This is a very basic Next.js project, that uses the WebLLM library to load a model into the browser cache, and then use it to chat with the model. Everything in this project, is primarily a basic Next.js project with the exception of 'app/webllm.tsx' which is the main component that renders the chat interface.
If you are interested in learning more about WebLLM, you can find the documentation here. And for a more comprehensive (and nicer) chat interface, checkout this live demo, made by the MLC-AI. The original repo, and the main library used in this project, can be found here.
First, install the dependencies:
npm install
# or
yarn install
# or
pnpm install
# or
bun installThen, run the development server:
npm run dev
# or
yarn dev
# or
pnpm dev
# or
bun devOpen http://localhost:3000 with your browser to see the demo chat interface. After running the development server, you should be able to see the chat interface and interact with the model.

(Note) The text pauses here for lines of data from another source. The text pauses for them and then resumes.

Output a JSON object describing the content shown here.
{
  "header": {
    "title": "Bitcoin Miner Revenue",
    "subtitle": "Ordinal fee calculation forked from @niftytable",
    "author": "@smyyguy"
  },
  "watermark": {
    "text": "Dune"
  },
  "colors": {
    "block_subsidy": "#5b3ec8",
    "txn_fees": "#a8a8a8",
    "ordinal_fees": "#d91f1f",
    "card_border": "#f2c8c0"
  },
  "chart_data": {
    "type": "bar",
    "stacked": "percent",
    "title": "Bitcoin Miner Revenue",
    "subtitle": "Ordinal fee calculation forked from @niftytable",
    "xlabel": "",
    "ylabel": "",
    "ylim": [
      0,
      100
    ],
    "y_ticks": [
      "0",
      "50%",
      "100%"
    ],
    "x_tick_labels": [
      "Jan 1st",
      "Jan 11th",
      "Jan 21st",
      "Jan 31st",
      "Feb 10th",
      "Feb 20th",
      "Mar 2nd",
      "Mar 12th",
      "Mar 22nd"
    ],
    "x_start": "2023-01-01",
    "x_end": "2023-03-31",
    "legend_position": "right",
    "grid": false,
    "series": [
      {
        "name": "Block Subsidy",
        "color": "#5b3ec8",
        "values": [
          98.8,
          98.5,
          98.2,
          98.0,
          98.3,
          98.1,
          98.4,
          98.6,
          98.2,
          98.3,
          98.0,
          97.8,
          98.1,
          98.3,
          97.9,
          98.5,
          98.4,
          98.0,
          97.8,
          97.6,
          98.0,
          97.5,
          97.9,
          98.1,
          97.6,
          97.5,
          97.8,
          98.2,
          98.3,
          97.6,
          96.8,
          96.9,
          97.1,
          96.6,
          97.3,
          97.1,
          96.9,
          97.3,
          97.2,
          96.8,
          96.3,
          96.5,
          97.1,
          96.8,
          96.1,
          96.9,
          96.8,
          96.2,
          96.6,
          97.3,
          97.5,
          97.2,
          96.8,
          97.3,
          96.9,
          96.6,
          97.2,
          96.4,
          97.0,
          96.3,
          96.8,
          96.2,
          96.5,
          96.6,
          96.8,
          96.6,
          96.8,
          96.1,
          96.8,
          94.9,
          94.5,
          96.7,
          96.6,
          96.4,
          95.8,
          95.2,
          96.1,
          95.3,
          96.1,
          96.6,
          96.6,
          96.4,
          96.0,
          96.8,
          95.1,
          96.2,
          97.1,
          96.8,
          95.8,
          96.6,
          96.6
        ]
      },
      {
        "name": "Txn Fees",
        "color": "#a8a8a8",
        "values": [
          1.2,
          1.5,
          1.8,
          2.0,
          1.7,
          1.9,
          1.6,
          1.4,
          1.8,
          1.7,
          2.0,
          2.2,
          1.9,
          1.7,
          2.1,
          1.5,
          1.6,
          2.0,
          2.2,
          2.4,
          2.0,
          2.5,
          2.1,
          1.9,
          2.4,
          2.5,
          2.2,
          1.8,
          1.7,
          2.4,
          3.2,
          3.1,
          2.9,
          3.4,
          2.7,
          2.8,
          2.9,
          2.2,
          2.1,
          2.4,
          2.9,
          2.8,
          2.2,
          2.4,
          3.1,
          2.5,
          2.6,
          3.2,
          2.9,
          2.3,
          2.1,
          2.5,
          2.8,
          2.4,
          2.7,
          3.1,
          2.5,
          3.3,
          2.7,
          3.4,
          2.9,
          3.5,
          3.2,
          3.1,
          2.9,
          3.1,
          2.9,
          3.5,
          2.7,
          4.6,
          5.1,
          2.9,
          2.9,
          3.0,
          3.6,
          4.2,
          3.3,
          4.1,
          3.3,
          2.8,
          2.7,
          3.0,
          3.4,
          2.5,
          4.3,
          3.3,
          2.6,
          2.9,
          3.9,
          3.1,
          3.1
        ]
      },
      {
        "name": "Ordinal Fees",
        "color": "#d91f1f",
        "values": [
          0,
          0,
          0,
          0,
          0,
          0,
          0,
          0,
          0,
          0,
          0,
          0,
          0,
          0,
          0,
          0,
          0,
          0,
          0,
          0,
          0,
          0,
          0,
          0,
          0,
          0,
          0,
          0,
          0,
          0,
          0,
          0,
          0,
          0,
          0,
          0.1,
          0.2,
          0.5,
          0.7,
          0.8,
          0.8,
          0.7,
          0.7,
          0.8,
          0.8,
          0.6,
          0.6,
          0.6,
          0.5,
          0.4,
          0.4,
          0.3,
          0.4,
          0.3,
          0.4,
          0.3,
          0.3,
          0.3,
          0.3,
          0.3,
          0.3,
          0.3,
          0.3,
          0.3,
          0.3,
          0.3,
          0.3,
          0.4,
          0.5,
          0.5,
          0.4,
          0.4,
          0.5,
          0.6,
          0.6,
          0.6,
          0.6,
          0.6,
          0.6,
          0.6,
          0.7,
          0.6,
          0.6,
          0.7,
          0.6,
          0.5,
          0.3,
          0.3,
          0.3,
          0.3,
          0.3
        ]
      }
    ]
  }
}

I've commented the code in 'app/webllm.tsx' to help you understand the code, it doesn't have full chat history but is a basic example of how to use the model. It is important to note "You do not need to run this as a Next.js application", and if you want, you can use their CDN to run this from pure HTML (although it does need a server to host it, so the cache can be used properly).
Local Example:
<script type="module">
import {prebuiltAppConfig, CreateMLCEngine} from "https://cdn.jsdelivr.net/npm/@mlc-ai/web-llm/+esm"
let engine;
async function loadModelByID(id){
try{
engine = await CreateMLCEngine(id, {
initProgressCallback: (progress) => {
console.log(progress);
}
});
}
catch(error){
console.error("Failed to load model:", error);
}
}
async function sendMessage(message){
try{
const result = await engine.chatCompletion({
messages: [{ role: "user", content: message }],
max_tokens: 1000,
temperature: 0.7,
top_p: 0.9,
});
}
catch(error){
console.error("Failed to send message:", error);
}
}
</script>It is important to note that this code is my own attempt at implementing the disclaimer, and I am not affiliated with the MLC-AI or the WebLLM library, this code can be found also on their website/docs, it is just a simplified example to allow people to easily understand how to use the library.